SLAP tear


SLAP tears happen when you tear the cartilage in the inner part of your shoulder joint. The tears can be caused by injury or overuse and make it painful or difficult for you to move your shoulder and arm. Left untreated, these tears can cause chronic pain, limit how much you can use your arm and shoulder, and lead to more serious shoulder problems. There is no reason to wait until a SLAP tear tears into the things you love to do when you can get the help you need at the Colorado Center of Orthopaedic Excellence in Colorado Springs, Colorado. Their highly skilled orthopedic professionals are well-trained in the possible complexities of SLAP tears. Don’t wait to address your shoulder pain because you don’t know where to go. Now you do.


The term SLAP stands for Superior Labrum Anterior and Posterior. In a SLAP injury, the top (superior) part of the labrum is injured. This top area is also where the biceps tendon attaches to the labrum. A SLAP tear occurs both in the front (anterior) and back (posterior) of this attachment point. SLAP tears (also called SLAP lesions) vary in severity. They are common injuries among overhand athletes who make forceful arm movements, such as baseball players or tennis players. One might get a SLAP tear if they tried to break a fall with an outstretched arm or in daily activities that involve lifting things with jerking movements. A SLAP  tear can be a serious injury, no matter age or professional level.
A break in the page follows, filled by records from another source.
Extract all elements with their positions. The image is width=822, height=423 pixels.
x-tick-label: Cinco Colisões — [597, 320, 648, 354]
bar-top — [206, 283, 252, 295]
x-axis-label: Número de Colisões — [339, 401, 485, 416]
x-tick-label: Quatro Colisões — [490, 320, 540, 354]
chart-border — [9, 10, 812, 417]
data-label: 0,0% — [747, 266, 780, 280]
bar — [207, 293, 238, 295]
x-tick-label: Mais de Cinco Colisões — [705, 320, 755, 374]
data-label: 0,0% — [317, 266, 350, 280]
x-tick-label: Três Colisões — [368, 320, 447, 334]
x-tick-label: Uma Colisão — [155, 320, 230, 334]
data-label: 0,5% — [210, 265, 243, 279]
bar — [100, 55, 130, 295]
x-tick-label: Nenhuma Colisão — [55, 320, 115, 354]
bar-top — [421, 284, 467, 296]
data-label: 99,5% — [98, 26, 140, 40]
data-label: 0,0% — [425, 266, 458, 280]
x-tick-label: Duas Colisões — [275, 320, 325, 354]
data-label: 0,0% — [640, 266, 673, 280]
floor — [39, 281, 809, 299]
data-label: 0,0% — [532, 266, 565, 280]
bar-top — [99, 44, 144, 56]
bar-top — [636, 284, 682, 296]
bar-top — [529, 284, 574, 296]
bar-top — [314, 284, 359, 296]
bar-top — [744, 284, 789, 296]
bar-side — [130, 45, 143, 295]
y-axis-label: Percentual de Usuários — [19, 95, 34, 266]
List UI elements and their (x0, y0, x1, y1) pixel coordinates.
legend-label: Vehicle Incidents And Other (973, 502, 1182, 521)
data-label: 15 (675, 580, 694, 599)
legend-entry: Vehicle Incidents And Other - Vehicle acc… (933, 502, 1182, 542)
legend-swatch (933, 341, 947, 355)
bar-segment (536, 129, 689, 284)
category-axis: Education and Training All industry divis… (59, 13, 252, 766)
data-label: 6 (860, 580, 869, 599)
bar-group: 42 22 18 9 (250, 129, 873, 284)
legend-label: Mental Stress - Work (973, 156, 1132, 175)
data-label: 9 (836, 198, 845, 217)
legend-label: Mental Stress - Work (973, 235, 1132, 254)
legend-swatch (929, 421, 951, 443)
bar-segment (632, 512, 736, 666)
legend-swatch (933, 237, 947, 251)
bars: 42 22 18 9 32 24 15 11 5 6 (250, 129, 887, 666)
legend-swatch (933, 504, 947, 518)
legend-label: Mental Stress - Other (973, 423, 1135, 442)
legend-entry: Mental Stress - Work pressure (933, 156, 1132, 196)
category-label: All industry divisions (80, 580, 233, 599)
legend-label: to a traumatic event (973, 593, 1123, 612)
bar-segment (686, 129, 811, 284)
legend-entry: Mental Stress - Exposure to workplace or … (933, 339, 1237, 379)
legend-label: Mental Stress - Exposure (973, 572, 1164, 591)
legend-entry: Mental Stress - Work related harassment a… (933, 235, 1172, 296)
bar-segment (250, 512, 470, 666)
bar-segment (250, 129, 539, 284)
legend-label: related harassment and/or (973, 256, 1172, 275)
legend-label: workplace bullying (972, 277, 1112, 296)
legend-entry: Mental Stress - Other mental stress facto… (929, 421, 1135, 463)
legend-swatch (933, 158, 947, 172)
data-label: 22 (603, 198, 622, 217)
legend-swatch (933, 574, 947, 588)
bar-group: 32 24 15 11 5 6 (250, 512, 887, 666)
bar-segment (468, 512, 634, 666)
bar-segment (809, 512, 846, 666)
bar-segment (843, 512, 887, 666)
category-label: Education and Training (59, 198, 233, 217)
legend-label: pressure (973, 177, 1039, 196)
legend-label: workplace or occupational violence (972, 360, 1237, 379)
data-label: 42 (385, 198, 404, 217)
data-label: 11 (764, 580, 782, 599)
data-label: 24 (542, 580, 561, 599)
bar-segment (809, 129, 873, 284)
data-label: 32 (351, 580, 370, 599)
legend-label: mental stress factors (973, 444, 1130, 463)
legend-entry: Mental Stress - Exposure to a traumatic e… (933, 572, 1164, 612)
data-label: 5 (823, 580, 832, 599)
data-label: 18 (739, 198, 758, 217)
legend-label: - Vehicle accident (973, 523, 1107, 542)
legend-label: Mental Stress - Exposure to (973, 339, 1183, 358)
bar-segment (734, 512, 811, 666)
Most SLAP tears don’t happen in one day and usually result from repetitive trauma inside the shoulder. SLAP tears represent 4% to 8% of all shoulder injuries.


Shoulders connect the upper arms to the torso. The shoulder joint is the body’s most flexible joint, as well as its most complex. Three bones, nearly a dozen different muscles, and many ligaments and tendons meet in the shoulder. The way they are connected allows the raising and lowering of the collarbone when shrugging the shoulders, moving the shoulder blades closer together, or crossing the arms. The way they are connected allows movement of the arms in almost any direction. But this flexibility comes at a price; the shoulder is prone to injury. And it is not always easy to find the exact cause of shoulder pain.


The L in SLAP refers to the glenoid labrum. The labrum plays two crucial roles in keeping the shoulder functioning and pain-free. First, the labrum is a cushion for the top part of the upper arm bone. This cushion helps the upper arm bone stay where it belongs – cradled in the shoulder socket. Second, the labrum is a connection point between your shoulder blade socket and one of your bicep tendons. The S in SLAP refers to the top of the labrum. When this part of the labrum tears, the upper arm bone loses its cushion, and the bicep tendon loses its connection to the shoulder blade socket. As a result, the shoulder hurts and feels unstable.